Blogowa zabawa i nie tylko

Witajcie:))


Zostałam zaproszona do wzięcia udziału w blogowej zabawie




Zaproszenie otrzymałam od Polinki z bloga zielenie.blogspot.com
Dziękuję pięknie:))
(Jest to dla mnie szczególnie miłe, że to od Ciebie:)
Oto i ona:


To bojowniczka o lepsze jutro jak lwica broniąca swojej  rodziny! Lubię czytać to co pisze i lubię patrzeć na to co robi. Zajrzyjcie jak czaruje swój dom, by był przytulnym schronieniem po codziennych trudach.
Mieć taką osobę blisko siebie, to prawdziwy skarb!

***

Zabawa polega m.in. na odpowiedzeniu na parę pytań. Czytelniku Drogi - zaparz kawusię lub herbatusię. Weź do łapki jakieś słodkości i zaczynamy:




Nad czym obecnie pracuję?
Nad okiełznaniem chaosu, który zapanował wraz z przeprowadzką do nowego domu. Raz mnie można spotkać w kuchni gdy pichcę (zapach jedzenia jest nieodłącznym elementem prawdziwego domu:) a raz z odkurzaczem (kupiłam kolejny, tym razem re-we-la-cja!!! ) czy ścierką w dłoni:))) Staram się, żeby nowe miejsce nabrało przytulnego charakteru. Mam w głowie wizję tego jak ma wyglądać całość, ale nie jest to takie proste, bo mamy kompletnie różne gusta:) Czasami trzeba pójść na kompromis.

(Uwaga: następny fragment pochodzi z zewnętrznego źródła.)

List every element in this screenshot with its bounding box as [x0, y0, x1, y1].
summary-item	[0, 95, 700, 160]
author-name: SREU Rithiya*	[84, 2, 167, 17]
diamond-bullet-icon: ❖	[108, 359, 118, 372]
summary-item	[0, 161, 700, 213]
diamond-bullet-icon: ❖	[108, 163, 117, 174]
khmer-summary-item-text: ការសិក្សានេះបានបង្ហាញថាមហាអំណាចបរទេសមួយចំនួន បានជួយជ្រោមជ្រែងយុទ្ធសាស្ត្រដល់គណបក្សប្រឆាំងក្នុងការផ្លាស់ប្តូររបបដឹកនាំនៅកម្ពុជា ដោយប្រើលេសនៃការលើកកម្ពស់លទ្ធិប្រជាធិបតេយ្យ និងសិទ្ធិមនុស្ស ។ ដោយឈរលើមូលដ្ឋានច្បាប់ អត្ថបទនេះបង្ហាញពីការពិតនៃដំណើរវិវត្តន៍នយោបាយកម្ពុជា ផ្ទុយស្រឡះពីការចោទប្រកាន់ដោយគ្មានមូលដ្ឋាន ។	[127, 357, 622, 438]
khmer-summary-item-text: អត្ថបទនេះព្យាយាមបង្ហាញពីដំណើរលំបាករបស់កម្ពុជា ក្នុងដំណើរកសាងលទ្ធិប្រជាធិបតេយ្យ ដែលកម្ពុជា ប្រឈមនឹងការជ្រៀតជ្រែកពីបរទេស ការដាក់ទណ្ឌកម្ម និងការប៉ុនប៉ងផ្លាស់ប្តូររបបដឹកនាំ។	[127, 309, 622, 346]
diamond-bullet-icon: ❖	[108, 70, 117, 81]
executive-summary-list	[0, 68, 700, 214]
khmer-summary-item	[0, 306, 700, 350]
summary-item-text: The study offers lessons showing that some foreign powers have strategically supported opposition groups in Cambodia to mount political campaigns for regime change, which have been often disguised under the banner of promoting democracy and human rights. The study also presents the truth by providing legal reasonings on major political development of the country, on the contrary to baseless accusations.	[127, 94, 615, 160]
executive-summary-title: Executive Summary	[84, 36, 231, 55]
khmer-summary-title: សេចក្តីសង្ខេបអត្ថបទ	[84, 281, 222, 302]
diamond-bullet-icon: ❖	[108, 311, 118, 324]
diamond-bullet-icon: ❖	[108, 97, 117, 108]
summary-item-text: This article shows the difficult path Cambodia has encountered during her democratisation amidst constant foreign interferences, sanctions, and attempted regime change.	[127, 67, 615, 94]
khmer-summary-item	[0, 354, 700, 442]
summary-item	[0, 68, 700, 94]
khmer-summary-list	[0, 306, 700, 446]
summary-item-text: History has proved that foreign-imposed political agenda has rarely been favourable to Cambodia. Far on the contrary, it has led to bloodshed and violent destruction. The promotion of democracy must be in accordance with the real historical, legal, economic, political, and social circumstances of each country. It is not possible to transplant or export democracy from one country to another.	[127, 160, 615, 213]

Czym moja praca różni się od innych w tej branży?
Może tylko tym, że pracuję na pół etatu a nie w pełnym wymiarze godzin. Ot i cała różnica. Praca jak praca - ani nie ma się czym chwalić ani nie ma nad czym rozpaczać:))) Machnę cztery godzinki, wsiadam na rower i jadę do domu... i tam dopiero zaczyna się pełen etat:)))

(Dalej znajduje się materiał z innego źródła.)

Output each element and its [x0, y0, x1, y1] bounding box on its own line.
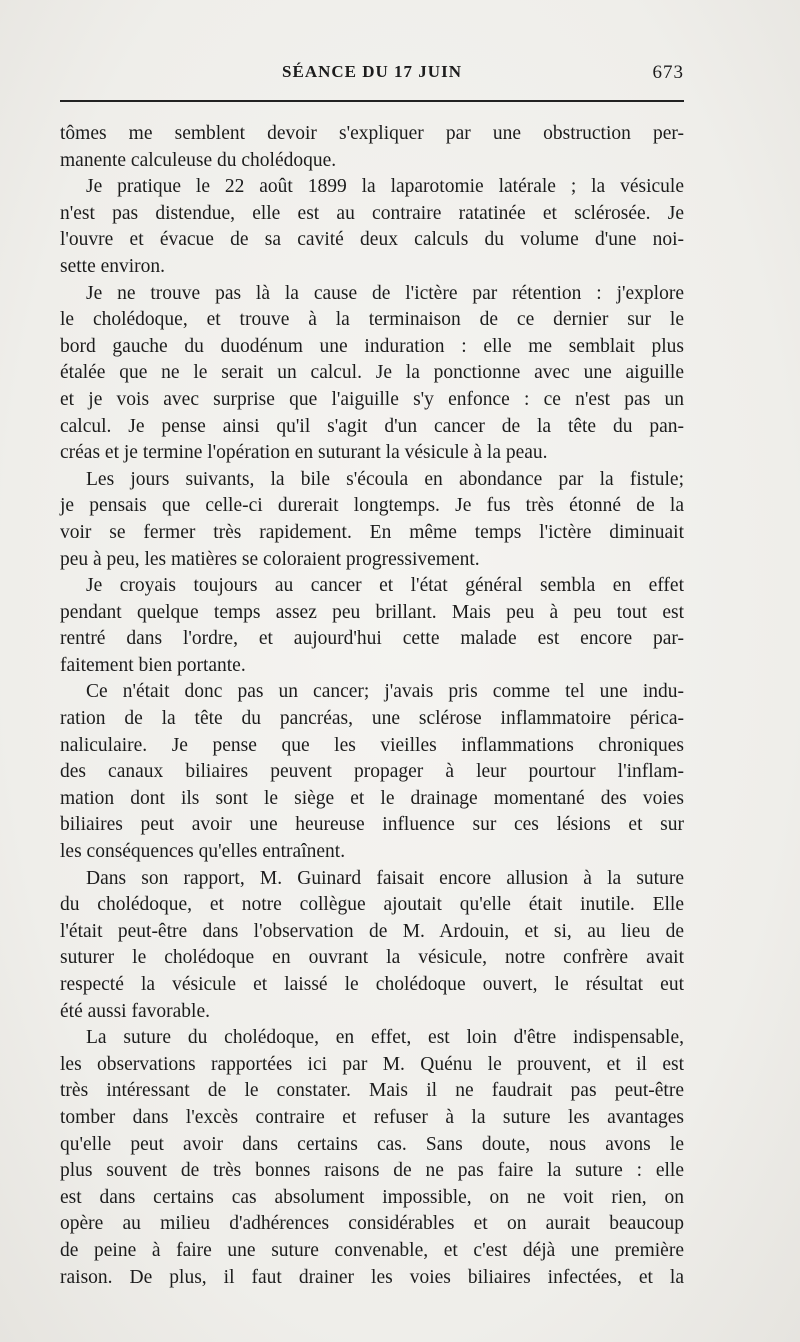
text-line: voir se fermer très rapidement. En même temps l'ictère diminuait [60, 521, 684, 543]
text-line: n'est pas distendue, elle est au contraire ratatinée et sclérosée. Je [60, 202, 684, 224]
text-line: faitement bien portante. [60, 654, 246, 676]
text-line: tômes me semblent devoir s'expliquer par une obstruction per- [60, 123, 684, 144]
text-line: La suture du cholédoque, en effet, est loin d'être indispensable, [86, 1027, 684, 1049]
text-line: naliculaire. Je pense que les vieilles inflammations chroniques [60, 734, 684, 756]
text-line: les conséquences qu'elles entraînent. [60, 841, 346, 863]
text-line: Dans son rapport, M. Guinard faisait encore allusion à la suture [86, 867, 684, 889]
text-line: le cholédoque, et trouve à la terminaison de ce dernier sur le [60, 309, 684, 331]
running-header [60, 62, 684, 92]
text-line: du cholédoque, et notre collègue ajoutait qu'elle était inutile. Elle [60, 894, 684, 916]
text-line: suturer le cholédoque en ouvrant la vésicule, notre confrère avait [60, 947, 684, 969]
text-line: été aussi favorable. [60, 1000, 210, 1022]
text-line: étalée que ne le serait un calcul. Je la ponctionne avec une aiguille [60, 362, 684, 384]
text-line: et je vois avec surprise que l'aiguille s'y enfonce : ce n'est pas un [60, 388, 684, 410]
text-line: respecté la vésicule et laissé le cholédoque ouvert, le résultat eut [60, 974, 684, 995]
text-line: les observations rapportées ici par M. Quénu le prouvent, et il est [60, 1053, 684, 1075]
page-number: 673 [652, 62, 684, 83]
text-line: tomber dans l'excès contraire et refuser à la suture les avantages [60, 1106, 684, 1128]
text-line: raison. De plus, il faut drainer les voies biliaires infectées, et la [60, 1266, 684, 1288]
text-line: sette environ. [60, 255, 166, 277]
text-line: qu'elle peut avoir dans certains cas. Sans doute, nous avons le [60, 1133, 684, 1155]
text-line: biliaires peut avoir une heureuse influence sur ces lésions et sur [60, 814, 684, 836]
text-line: je pensais que celle-ci durerait longtemps. Je fus très étonné de la [60, 495, 684, 517]
body-text [60, 121, 684, 1291]
text-line: bord gauche du duodénum une induration : elle me semblait plus [60, 335, 684, 357]
text-line: Je ne trouve pas là la cause de l'ictère par rétention : j'explore [86, 282, 684, 304]
text-line: l'ouvre et évacue de sa cavité deux calculs du volume d'une noi- [60, 229, 684, 251]
text-line: Les jours suivants, la bile s'écoula en abondance par la fistule; [86, 468, 684, 490]
header-rule [60, 100, 684, 102]
text-line: plus souvent de très bonnes raisons de ne pas faire la suture : elle [60, 1160, 684, 1182]
text-line: ration de la tête du pancréas, une sclérose inflammatoire périca- [60, 708, 684, 730]
text-line: est dans certains cas absolument impossible, on ne voit rien, on [60, 1186, 684, 1208]
text-line: créas et je termine l'opération en suturant la vésicule à la peau. [60, 442, 548, 464]
text-line: rentré dans l'ordre, et aujourd'hui cette malade est encore par- [60, 628, 684, 650]
text-line: Je croyais toujours au cancer et l'état général sembla en effet [86, 575, 684, 597]
text-line: Ce n'était donc pas un cancer; j'avais pris comme tel une indu- [86, 681, 684, 703]
text-line: peu à peu, les matières se coloraient progressivement. [60, 548, 480, 570]
text-line: pendant quelque temps assez peu brillant. Mais peu à peu tout est [60, 601, 684, 623]
header-title: SÉANCE DU 17 JUIN [282, 62, 462, 81]
text-line: calcul. Je pense ainsi qu'il s'agit d'un cancer de la tête du pan- [60, 415, 684, 437]
text-line: mation dont ils sont le siège et le drainage momentané des voies [60, 787, 684, 809]
text-line: l'était peut-être dans l'observation de M. Ardouin, et si, au lieu de [60, 920, 684, 942]
text-line: très intéressant de le constater. Mais il ne faudrait pas peut-être [60, 1080, 684, 1102]
text-line: Je pratique le 22 août 1899 la laparotomie latérale ; la vésicule [86, 176, 684, 198]
text-line: des canaux biliaires peuvent propager à leur pourtour l'inflam- [60, 761, 684, 783]
text-line: de peine à faire une suture convenable, et c'est déjà une première [60, 1239, 684, 1261]
text-line: opère au milieu d'adhérences considérables et on aurait beaucoup [60, 1213, 684, 1235]
text-line: manente calculeuse du cholédoque. [60, 149, 337, 171]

Dlaczego piszę bloga o tym co tworzę?
Ogólnie lubię pisać. To taka moja odskocznia. Kiedyś marzyły mi się felietony. "Liznęłam" nawet pracy dziennikarza, ale wraz z zaspokojeniem życiowej ciekawości  przyszło też rozczarowanie. "Nie wszystko złoto co się świeci" - i to najprawdziwsza prawda:)) Dlatego zdecydowanie wolę bloga! Piszę nie tylko o tym co robię ale głównie o tym co dzieje się w moim Mamelkowie. Mamelkowo to taki mój mały świat. Moje Maluchy i ja:)

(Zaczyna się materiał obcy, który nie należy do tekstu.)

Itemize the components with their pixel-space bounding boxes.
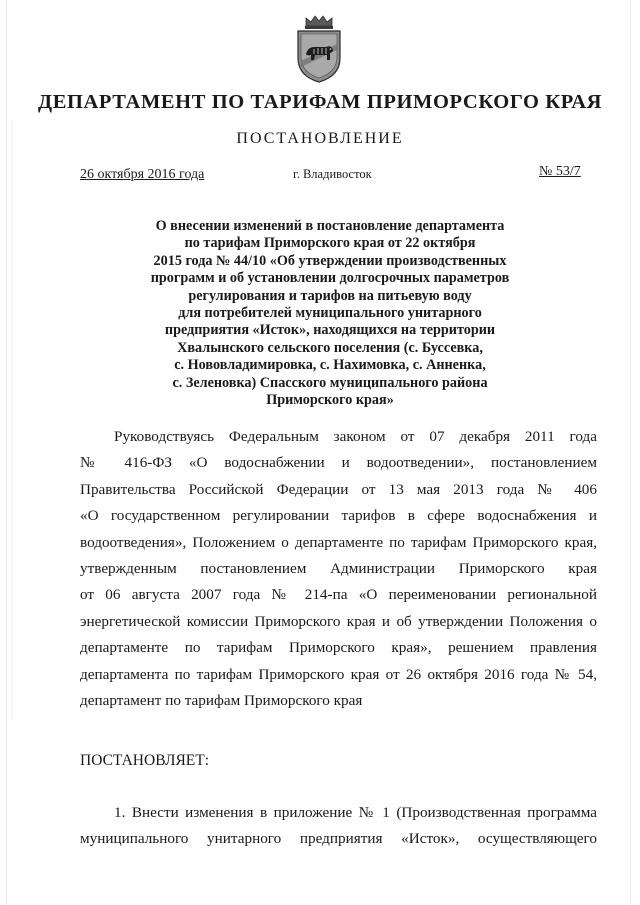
item-1-line: 1. Внести изменения в приложение № 1 (Производственная программа [114, 804, 597, 821]
subject-line: с. Нововладимировка, с. Нахимовка, с. Анненка, [174, 357, 486, 374]
preamble-line: Правительства Российской Федерации от 13 мая 2013 года № 406 [80, 480, 597, 498]
preamble-line: № 416-ФЗ «О водоснабжении и водоотведении», постановлением [80, 454, 597, 472]
preamble-line: энергетической комиссии Приморского края и об утверждении Положения о [80, 612, 597, 630]
document-type: ПОСТАНОВЛЕНИЕ [236, 130, 404, 147]
subject-line: Хвалынского сельского поселения (с. Буссевка, [177, 339, 483, 356]
resolves-heading: ПОСТАНОВЛЯЕТ: [80, 752, 210, 769]
preamble-line: департамента по тарифам Приморского края от 26 октября 2016 года № 54, [80, 665, 597, 683]
subject-line: программ и об установлении долгосрочных параметров [150, 270, 510, 287]
document-date: 26 октября 2016 года [80, 167, 205, 182]
scan-edge-line [12, 120, 13, 720]
subject-line: 2015 года № 44/10 «Об утверждении производственных [153, 252, 507, 269]
item-1-paragraph [80, 800, 597, 853]
department-title: ДЕПАРТАМЕНТ ПО ТАРИФАМ ПРИМОРСКОГО КРАЯ [37, 91, 603, 113]
preamble-line: департамент по тарифам Приморского края [80, 692, 363, 710]
preamble-line: от 06 августа 2007 года № 214-па «О переименовании региональной [80, 586, 597, 604]
subject-line: для потребителей муниципального унитарного [178, 305, 482, 322]
preamble-line: департаменте по тарифам Приморского края», решением правления [80, 639, 597, 657]
document-city: г. Владивосток [293, 167, 372, 181]
preamble-paragraph [80, 424, 597, 714]
document-subject [100, 218, 560, 409]
preamble-line: водоотведения», Положением о департаменте по тарифам Приморского края, [80, 533, 597, 551]
preamble-line: утвержденным постановлением Администрации Приморского края [80, 560, 597, 578]
subject-line: предприятия «Исток», находящихся на территории [164, 322, 496, 339]
subject-line: по тарифам Приморского края от 22 октября [184, 235, 476, 252]
preamble-line: «О государственном регулировании тарифов в сфере водоснабжения и [80, 507, 597, 525]
subject-line: с. Зеленовка) Спасского муниципального района [172, 374, 488, 391]
subject-line: Приморского края» [266, 392, 394, 409]
document-number: № 53/7 [539, 164, 581, 179]
item-1-line: муниципального унитарного предприятия «Исток», осуществляющего [80, 830, 597, 848]
subject-line: регулирования и тарифов на питьевую воду [188, 287, 472, 304]
preamble-line: Руководствуясь Федеральным законом от 07 декабря 2011 года [114, 428, 597, 445]
primorsky-krai-coat-of-arms-icon [292, 14, 346, 84]
subject-line: О внесении изменений в постановление департамента [155, 218, 505, 234]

Jak odbywa się mój proces tworzenia?
Często z doskoku, wykradając chwile:)) A jak potrzeba, to zarywam noce. Mam wówczas czas dla siebie i skupiam się na tym co ma powstać. Lubię ten "twórczy" ogień, który rozpala się w mojej głowie i płonie do póki nie ugasi go ukończone "dzieło" :))) Chwilowo "akcja - twórczy zapał" została zawieszona z przyczyn od nas nie zależnych. Czekam na własny kąt, w którym będę mogła rozstawić swój caaały kram:)

***

Aby zabawa mogła trwać dalej także i ja zaprosiłam do wędrówki kolejne osoby. Skłamałabym pisząc, że długo zastanawiałam się nad ich wyborem:))) Od razu do głowy przyszły mi dwie osoby, które aktywnie działają w blogosferze. Te dwie osoby łączy jeszcze jedno - są dla mnie jak Leonardo da Vinci. Niestety jedna z nich nie będzie wędrować z nami, bo ma inne plany. Szanując jej wybór prezentuję Wam tylko jedną bohaterkę blogowego świata.

Moi Drodzy - oto Jarecka TU z Deszczowego Domu.
Dlaczego wybrałam ją i jej blog?!?! Bo jest jak człowiek orkiestra:))) Idealnie wpisuje się w ideę "twórczego bloga". Robi tyle cudnych rzeczy, że (aż wstyd się przyznać) zazdrość zżera:))) Szydełkuje, szyje, maluje, piecze itd. Do tego jest mamą, która ogarnia codzienne zamieszanie i ma czas na czytanie ciekawych książek, rozmowy z dziećmi i pisanie bloga. Dla mnie szacun jeden wielki!!!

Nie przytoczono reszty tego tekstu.